Apart from Takeshi himself, who stars under his acting pseudonym Beat Takeshi, the movie stars the following actors:
Summer holidays have begun, and all of nine-year old Masao's friends go for their holiday trips with their families. Soccer class is also suspended during summer vacation, so Masao, who lives alone with his working grandmother (Masao's father died in a traffic accident soon after he was born, and his mother is working somewhere far away), is feeling very alone, entering only the weather in his scrapbook as events of the day. So when he discovers the name and address of his mother, he is determined to go and find her.
On his way, he meets a neighbor who volunteers ("You don't have anything else to do except loaf around, so go with him") her no-good husband (Takeshi) to escort him to his mother's home. But the first thing he does when out of sight of his wife is to take Masao to the bicycle race track and subsequently lose the travel money gambling. So, after being stranded without money, they must find other ways to reach their goal, such as hitchkiking
From that point, the movie becomes something of a road movie, with many amusing or strange episodes. Takeshi's character has quite a temper, being a former yakuza, and generally doesn't take the direct route (like just asking nicely to be taken along), but instead cooks up some strange scheme to be taken along. And when they finally get to the place where Masao's mother lives... But that would be telling, wouldn't it?
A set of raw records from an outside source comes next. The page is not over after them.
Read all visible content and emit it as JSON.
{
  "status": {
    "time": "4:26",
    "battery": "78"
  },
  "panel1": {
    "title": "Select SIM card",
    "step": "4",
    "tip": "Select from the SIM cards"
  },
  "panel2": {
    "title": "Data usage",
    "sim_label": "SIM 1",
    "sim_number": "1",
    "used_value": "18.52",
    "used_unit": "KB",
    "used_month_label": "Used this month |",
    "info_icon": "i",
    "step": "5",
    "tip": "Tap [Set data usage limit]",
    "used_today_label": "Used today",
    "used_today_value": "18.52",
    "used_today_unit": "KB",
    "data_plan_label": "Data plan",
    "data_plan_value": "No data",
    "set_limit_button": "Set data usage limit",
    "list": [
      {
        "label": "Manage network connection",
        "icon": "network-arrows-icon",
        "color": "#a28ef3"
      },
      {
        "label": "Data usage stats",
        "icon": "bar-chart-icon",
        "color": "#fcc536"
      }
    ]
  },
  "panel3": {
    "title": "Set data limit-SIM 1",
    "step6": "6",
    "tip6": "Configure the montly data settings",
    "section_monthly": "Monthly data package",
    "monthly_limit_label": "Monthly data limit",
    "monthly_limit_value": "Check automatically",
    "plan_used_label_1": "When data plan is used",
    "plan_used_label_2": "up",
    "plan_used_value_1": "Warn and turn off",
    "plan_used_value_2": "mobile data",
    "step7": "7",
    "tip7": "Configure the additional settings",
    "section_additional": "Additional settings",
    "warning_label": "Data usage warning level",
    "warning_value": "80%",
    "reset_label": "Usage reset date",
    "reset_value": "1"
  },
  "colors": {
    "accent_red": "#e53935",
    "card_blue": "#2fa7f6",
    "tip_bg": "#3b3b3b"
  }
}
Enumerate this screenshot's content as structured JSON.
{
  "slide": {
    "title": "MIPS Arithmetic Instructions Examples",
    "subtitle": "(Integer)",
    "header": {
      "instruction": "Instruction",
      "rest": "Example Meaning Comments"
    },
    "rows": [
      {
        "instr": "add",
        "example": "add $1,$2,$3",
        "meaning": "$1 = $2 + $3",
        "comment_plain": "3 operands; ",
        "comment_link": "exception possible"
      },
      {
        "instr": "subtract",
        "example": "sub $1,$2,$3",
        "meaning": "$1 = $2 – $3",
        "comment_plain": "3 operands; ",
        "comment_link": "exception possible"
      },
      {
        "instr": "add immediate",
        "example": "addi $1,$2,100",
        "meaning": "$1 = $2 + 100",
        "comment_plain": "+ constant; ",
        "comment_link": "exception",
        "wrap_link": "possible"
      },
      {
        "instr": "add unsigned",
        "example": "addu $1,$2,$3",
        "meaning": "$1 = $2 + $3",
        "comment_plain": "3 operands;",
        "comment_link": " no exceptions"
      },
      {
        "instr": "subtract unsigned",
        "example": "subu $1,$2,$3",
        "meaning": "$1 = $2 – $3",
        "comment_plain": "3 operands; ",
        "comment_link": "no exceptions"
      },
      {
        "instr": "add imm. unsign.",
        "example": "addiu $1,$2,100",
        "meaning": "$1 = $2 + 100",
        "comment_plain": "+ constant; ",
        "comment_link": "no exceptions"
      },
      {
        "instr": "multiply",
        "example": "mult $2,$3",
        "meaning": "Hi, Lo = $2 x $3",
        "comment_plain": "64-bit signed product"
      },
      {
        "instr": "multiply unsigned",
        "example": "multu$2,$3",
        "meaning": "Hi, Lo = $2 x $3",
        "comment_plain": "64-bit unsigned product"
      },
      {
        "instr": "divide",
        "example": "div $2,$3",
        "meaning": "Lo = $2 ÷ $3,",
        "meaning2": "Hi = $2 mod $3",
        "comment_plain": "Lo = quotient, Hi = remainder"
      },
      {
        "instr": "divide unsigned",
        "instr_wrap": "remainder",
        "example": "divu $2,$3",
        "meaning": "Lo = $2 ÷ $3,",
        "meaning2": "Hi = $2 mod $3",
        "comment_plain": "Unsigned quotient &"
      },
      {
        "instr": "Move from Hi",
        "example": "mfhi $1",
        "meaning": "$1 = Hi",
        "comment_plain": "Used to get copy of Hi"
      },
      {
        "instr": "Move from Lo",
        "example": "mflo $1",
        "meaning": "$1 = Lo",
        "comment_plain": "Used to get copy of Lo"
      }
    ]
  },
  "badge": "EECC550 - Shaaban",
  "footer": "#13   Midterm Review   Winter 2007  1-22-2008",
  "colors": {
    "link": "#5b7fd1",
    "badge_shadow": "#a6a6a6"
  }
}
Anyway, the movie is filmed and acted beautifully, offers many surprises and funny ideas and has more depth than it lets on at first. Takeshi also uses his own artwork (as in pictures) to great effect is the film. One should also note that Takeshi once again asked Joe Hisaishi to score the film, leading to yet another beautiful soundtrack that compliments the film beautifully. It is definitely a movie to go out and see. It's no wonder this film was in the official selection of the 1999 Cannes Film Festival and the 1999 Toronto Film Festival.
The film has also been released on DVD in Japan, as well as in the US (under the title Kikujiro), so renting or buying it is also an alternative. I know I have...
It has a running time of 116 min and is rated PG-13 for those of you who care about these things.